Marlin steht vom Tisch auf, betritt die Puppenecke und fragt Elena: „Elena, willst du hier mitspielen? Arzt oder Patient?“ Freudig lässt Elena Hammer und Formen liegen, läuft in die Puppenecke und verkündet: „Ich bin der Arzt!“ Während sie sich nach dem Arztkoffer umsieht, fragt sie:
„Wer hat Aua?“ Helena beobachtet, wie sich Marlin neben Elena auf den Boden setzt und ihr mit schmerzverzerrtem Gesicht seine Hand entgegen hält. „Ich hab Aua.
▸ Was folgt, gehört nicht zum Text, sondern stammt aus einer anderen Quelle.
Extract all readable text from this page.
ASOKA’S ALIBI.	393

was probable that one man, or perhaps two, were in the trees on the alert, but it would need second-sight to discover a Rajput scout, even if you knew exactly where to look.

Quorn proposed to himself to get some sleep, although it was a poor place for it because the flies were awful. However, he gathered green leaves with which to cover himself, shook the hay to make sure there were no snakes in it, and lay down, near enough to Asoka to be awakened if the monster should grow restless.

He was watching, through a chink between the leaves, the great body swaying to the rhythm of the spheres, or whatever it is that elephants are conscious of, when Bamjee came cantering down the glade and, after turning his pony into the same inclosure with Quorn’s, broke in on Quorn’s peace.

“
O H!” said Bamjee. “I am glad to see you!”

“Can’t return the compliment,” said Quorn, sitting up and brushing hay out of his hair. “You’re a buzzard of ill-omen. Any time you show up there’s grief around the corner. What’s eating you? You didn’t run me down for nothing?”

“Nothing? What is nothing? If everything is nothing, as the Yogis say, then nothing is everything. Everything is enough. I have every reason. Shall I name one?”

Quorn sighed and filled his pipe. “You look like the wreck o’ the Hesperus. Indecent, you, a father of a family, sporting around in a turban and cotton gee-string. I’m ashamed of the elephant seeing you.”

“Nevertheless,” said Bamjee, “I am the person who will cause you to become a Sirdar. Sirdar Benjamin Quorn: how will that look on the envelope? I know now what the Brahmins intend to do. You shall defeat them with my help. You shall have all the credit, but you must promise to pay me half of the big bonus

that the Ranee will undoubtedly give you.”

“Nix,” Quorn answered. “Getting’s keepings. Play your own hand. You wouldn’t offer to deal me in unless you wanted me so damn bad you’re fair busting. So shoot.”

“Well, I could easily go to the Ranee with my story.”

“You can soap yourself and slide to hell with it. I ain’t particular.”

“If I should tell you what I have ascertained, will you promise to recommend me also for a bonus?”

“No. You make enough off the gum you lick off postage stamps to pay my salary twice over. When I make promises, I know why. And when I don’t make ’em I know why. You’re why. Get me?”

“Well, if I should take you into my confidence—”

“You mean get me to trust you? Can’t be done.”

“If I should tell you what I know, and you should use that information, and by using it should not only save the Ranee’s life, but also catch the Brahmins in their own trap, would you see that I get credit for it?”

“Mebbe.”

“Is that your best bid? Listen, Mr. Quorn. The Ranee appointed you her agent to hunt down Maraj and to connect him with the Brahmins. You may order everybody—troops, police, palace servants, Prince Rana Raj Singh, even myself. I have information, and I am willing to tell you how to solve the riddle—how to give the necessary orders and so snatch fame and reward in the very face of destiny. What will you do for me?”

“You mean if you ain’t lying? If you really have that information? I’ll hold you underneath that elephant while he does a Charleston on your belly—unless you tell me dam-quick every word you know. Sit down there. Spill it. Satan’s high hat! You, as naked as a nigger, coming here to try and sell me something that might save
Meine Hand tut weh, auaaa!“, wimmert Martin. „Das wird hier
so um die Hand gelegt“, erklärt Elena und wickelt ein kleines Tuch um Marlins Hand. „Ich guck auch mal in die Ohren“, meint sie dann.

Katharina Schneider hat fast 15 Monate lang Dutzende solcher Situationen in einer katholischen Kindertagesstätte beobachtet und protokolliert. Die Kinder waren zwischen zwei und sechs Jahre alt. In ihrer Dissertation präsentiert sie viele dieser Beobachtungen, die spannend zu lesen sind und dem Leser ermöglichen, sich die Situation vorzustellen oder vielleicht an eigene Erinnerungen ähnlicher Spiele anzuknüpfen. Die Arbeit interpretiert die Beobachtungen im Einzelnen und stellt sie in den Kontext einer Diskussion um die Frage nach den Möglichkeiten einer Beschreibung ästhetischer Erfahrungen junger Kinder.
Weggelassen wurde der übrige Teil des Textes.